It will also enhance land and sea surface monitoring over the sub-continent and the Indian Ocean region
Insat-3D, the country’s latest satellite put in orbit on an European rocket early on Friday, is expected to sharpen weather observation and forecasting and also enhance land and sea surface monitoring over the subcontinent and the Indian Ocean region.
The Indian Space Research Organisation (ISRO) has said it plans to switch on the meteorology instruments on the satellite in the second week of August and test them extensively before starting the operations. The first routine checks showed the satellite to be performing well.

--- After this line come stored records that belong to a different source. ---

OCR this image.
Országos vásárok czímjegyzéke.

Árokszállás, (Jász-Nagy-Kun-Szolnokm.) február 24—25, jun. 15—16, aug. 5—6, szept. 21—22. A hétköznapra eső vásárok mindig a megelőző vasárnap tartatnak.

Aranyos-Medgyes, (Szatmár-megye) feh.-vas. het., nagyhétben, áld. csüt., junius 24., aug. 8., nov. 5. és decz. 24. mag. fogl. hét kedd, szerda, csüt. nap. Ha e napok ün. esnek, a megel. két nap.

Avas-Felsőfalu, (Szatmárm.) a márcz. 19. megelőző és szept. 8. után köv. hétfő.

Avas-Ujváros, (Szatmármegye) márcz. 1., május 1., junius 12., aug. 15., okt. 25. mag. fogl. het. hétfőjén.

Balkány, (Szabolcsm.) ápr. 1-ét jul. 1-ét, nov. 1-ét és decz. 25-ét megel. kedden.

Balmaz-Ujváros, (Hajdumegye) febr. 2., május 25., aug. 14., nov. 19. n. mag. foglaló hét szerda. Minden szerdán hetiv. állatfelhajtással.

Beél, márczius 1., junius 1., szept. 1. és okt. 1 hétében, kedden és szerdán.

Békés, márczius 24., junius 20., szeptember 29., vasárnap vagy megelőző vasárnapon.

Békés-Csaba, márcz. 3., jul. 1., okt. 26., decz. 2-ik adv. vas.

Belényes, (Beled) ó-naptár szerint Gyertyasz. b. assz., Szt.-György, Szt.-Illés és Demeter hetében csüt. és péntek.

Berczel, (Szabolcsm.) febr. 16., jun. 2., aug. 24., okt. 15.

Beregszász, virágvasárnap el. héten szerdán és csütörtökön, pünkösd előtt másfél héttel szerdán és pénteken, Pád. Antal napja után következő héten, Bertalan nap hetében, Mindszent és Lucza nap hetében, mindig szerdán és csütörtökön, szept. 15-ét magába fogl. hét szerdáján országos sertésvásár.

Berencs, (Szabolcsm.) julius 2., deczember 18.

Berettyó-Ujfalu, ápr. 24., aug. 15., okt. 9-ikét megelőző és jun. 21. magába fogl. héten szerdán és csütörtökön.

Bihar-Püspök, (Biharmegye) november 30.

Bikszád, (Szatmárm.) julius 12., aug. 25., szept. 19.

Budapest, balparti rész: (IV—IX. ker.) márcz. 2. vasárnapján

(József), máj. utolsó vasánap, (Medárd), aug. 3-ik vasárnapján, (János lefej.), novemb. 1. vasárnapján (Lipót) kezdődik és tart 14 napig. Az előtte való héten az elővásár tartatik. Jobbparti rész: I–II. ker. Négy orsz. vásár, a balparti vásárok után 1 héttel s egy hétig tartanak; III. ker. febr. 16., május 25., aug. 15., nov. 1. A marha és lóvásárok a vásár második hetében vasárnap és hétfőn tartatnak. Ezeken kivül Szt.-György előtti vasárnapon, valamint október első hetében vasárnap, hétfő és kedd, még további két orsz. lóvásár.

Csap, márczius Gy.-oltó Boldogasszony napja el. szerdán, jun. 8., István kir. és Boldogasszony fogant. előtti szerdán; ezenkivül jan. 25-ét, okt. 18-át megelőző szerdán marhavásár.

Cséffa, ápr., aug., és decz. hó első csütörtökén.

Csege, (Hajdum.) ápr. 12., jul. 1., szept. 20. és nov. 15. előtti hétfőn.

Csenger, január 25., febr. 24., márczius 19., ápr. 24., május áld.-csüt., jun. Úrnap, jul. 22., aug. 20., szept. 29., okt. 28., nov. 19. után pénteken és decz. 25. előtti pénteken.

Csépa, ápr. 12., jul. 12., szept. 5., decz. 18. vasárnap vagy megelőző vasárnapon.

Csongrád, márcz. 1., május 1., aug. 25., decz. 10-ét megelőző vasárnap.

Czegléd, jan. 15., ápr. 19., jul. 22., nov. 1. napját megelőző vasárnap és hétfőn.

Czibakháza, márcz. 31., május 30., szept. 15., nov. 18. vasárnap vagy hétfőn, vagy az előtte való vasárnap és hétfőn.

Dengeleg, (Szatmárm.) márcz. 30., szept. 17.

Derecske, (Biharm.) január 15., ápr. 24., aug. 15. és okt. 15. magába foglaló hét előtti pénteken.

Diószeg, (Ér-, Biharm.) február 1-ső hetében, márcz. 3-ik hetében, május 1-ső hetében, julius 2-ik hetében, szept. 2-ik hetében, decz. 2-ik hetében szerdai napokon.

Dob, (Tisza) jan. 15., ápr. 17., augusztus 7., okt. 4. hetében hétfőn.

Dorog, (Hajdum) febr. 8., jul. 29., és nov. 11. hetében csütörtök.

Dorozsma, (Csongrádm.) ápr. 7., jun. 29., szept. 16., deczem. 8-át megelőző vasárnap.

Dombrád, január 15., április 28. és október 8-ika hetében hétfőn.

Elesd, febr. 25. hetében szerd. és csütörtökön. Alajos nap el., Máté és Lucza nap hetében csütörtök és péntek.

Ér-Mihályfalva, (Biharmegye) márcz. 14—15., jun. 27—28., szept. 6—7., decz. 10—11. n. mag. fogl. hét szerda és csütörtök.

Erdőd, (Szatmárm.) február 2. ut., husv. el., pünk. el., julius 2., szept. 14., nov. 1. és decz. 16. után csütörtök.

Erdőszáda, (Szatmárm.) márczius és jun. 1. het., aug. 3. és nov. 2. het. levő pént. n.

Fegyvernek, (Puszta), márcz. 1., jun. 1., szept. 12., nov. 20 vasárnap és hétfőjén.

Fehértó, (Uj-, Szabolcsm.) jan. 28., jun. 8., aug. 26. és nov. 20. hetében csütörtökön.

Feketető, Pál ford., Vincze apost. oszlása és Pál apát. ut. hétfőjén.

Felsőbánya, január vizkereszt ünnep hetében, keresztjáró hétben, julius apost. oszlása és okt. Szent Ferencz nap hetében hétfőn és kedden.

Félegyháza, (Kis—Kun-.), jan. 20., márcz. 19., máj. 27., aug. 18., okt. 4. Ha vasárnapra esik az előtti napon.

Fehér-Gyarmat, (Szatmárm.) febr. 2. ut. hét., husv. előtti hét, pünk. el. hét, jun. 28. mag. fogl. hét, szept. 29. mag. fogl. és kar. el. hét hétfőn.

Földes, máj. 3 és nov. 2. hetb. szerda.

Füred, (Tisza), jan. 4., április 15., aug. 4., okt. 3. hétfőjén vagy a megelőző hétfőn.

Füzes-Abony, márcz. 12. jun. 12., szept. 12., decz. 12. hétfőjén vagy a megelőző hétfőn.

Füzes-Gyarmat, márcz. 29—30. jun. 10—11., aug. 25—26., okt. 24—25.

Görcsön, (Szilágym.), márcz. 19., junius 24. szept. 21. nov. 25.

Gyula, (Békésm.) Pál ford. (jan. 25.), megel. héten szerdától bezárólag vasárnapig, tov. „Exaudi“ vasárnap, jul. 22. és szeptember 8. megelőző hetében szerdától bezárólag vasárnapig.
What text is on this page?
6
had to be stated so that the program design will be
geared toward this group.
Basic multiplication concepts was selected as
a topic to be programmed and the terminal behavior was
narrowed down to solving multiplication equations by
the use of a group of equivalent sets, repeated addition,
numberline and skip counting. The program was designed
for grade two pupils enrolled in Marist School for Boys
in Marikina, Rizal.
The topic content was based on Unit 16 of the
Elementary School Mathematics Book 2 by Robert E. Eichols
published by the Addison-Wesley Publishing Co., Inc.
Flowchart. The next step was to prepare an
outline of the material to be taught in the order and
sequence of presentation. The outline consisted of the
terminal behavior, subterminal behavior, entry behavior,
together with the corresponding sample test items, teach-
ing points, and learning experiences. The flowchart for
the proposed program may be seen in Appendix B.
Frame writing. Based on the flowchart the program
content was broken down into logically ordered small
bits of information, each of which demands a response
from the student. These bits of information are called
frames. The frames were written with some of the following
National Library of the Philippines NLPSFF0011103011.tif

Scientists will ‘push’ the spacecraft’s initial elliptical orbit into a circular one that will be nearly 36,000 km above the ground at 82 degrees East longitude. (It was first placed in a 249 km x 35,888 km ellipse). Insat-3D will then have a period matching the Earth’s 24-hour rotation and will look fixed or geosynchronous over the sub-continent.
Post-launch, ISRO Chairman and Secretary, Department of Space, K. Radhakrishnan, said in Bangalore: “We are looking forward to the excellent operational performance of Insat-3D for the next seven years, making a difference for the weather forecasting and disaster warning systems for the country.” At 1.24 a.m. IST, the European Ariane-5 launcher VA214 took off from the Guiana Space Centre at Kourou in South America carrying Insat-3D and the 6-tonne European telecommunication satellite Alphasat.
ISRO spent around Rs. 200 crore to build the satellite and around Rs. 350 crore on its launch and insurance costs, an official said.
ISRO Satellite Centre Director S.K. Shivakumar, Satellite Communication and Navigation Programme Director N. Prahlad Rao and Insat-3D project director R.S. Rastogi were at the launch along with about a dozen ISRO scientists who were monitoring the satellite in the run-up to the event.
In the making for over seven years, the metsat supplements the decade-old and fading Kalpana-1 and Insat-3A with four sophisticated payloads.
The six-channel imager takes weather pictures of the Earth with better resolution than its predecessors. The 19-channel sounder is the first such over the region and gives layered vertical profiles of temperature, humidity and integrated ozone.
The data relay transponder picks and relays met, moisture and sea related information from automatic data collection platforms placed at remote uninhabited locations on to a processing centre for generating accurate forecasts.
A search and rescue device picks up and relays distress alert signals from users on sea, land and air to an ISRO centre in Bangalore and enables speedy detection and rescue of such people.
For launch company Arianespace, which bags over half of the world’s satellite launch orders in a year, this was the 16th Indian spacecraft launched since 1981. “This is another milestone in the longstanding relationship between ISRO and Arianespace,” Dr. Radhakrishnan said.
It was the 214th Ariane vehicle to fly since 1979.